L’usage de la marijuana médicale dans de nombreux pays, parfois depuis plus de 20 ans, est aussi un argument pour la mise en place de ces essais.

Nathalie Richard

Lors d’une inspection menée par l’ANSM sur la future filière de production de cannabis à usage médical en France, les représentants des deux académies ont de nouveau émis des réserves sur l’expérimentation, évoquant « les dangers liés à ‘l’usage du cannabis’, ‘ses effets addictifs’ et divers cannabinoïdes. contenus dans les plantes, « dont les effets sont difficiles à évaluer » [2].

Des représentants de l’Académie de médecine ont également appelé à la définition de méthodes appropriées pour contrôler la teneur en THC par les autorités sanitaires, mais aussi tous les principes actifs présents dans la plante, en particulier les cannabinoïdes, et non le THC et le CBD.
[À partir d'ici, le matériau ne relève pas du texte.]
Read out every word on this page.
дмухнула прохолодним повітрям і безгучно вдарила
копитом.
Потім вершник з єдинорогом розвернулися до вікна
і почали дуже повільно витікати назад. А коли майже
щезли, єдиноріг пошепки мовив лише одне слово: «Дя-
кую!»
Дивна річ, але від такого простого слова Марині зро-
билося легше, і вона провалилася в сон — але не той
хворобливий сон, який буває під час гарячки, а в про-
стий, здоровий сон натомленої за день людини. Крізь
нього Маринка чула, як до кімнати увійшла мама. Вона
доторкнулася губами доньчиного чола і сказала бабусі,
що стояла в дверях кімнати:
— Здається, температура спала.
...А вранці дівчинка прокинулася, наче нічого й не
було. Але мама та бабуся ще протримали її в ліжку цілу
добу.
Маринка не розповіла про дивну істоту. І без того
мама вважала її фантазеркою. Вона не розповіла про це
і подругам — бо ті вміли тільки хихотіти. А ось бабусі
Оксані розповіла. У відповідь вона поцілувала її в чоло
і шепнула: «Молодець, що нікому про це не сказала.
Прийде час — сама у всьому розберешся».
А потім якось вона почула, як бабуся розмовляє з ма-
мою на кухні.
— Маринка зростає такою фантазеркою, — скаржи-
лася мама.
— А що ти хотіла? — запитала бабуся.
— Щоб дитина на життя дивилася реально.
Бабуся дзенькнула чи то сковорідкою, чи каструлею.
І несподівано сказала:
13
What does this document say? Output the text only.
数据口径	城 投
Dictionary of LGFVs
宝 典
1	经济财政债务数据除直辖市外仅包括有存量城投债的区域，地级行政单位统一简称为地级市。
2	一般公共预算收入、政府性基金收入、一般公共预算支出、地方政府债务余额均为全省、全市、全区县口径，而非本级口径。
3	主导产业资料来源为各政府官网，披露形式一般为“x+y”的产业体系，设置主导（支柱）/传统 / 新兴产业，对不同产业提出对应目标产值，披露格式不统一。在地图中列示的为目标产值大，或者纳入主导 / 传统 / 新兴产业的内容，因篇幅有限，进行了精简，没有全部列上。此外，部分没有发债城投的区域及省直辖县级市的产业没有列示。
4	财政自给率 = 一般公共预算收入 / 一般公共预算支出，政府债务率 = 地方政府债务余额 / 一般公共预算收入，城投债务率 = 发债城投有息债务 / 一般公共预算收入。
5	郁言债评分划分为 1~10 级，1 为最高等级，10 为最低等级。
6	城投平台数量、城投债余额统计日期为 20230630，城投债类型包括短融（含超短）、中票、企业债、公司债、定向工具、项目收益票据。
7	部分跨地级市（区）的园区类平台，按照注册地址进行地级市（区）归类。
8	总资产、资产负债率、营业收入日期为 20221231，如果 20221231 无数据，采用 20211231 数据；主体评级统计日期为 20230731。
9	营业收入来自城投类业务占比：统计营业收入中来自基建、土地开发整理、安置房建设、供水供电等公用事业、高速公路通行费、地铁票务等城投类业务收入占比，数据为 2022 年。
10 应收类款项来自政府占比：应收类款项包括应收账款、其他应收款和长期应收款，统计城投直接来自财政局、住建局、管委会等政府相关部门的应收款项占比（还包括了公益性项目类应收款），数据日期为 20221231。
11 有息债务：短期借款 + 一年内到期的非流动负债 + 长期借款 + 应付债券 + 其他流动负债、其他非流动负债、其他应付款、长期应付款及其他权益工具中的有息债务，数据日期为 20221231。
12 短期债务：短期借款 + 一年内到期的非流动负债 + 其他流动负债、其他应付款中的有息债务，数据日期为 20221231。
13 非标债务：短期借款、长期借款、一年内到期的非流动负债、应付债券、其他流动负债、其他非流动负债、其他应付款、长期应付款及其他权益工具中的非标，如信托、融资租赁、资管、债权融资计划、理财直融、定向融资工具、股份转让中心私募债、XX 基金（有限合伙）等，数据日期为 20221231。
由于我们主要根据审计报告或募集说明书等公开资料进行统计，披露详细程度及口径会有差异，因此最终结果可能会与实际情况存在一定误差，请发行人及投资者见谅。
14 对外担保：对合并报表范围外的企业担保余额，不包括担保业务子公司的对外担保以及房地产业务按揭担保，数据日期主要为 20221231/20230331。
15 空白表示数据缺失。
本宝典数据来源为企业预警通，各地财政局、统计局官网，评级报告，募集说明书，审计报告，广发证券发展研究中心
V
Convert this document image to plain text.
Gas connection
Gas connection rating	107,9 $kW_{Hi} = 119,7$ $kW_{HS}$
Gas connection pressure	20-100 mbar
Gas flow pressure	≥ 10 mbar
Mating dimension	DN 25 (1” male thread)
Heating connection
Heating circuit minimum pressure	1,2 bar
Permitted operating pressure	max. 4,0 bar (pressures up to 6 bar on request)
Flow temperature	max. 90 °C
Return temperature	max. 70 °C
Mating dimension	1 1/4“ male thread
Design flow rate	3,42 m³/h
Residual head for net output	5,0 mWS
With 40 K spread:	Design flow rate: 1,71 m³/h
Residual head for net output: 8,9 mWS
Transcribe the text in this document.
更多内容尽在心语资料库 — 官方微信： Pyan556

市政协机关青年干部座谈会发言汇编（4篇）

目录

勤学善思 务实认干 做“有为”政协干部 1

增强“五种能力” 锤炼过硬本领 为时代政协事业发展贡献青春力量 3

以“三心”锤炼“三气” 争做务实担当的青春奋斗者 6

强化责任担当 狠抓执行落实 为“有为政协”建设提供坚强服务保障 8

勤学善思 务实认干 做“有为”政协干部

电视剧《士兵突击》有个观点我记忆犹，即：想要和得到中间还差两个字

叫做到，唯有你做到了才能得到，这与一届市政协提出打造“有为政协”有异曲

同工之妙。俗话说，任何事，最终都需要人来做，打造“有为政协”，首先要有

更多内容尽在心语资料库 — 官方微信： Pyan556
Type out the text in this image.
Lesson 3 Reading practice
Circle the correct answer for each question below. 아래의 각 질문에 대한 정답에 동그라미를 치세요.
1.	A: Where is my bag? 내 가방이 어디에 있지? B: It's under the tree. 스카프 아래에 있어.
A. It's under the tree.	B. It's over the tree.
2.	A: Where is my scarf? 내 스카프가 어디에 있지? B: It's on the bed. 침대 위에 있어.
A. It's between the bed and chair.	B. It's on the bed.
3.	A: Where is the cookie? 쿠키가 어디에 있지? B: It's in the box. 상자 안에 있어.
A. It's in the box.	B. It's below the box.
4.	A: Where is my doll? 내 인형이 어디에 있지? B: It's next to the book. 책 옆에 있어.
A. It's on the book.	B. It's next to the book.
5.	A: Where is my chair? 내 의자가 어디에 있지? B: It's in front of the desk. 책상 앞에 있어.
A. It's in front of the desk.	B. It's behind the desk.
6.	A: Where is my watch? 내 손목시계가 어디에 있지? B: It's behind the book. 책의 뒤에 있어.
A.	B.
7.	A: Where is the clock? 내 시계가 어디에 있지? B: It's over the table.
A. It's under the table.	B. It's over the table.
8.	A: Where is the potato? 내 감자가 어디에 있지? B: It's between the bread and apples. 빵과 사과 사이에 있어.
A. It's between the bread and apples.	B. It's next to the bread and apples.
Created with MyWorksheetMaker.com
L’essai prévoit, en plus de la pharmacovigilance et de l’addictovigilance habituelles, un suivi de tous les patients y compris grâce à un registre de suivi spécifique, rappelle Nathalie Richard. Lors de chaque consultation, le médecin doit rapporter des informations sur le patient et tout effet indésirable sur la liste. Il en va de même lors de la distribution de marijuana par des pharmaciens.

« Tous les patients traités avec de la marijuana médicale sont suivis via ce registre. C’est assez remarquable, par rapport à d’autres pays qui autorisent ce traitement. Des effets indésirables sont signalés, et jusqu’à présent, cette marijuana médicale a le profil de sécurité attendu, sans drapeaux rouges.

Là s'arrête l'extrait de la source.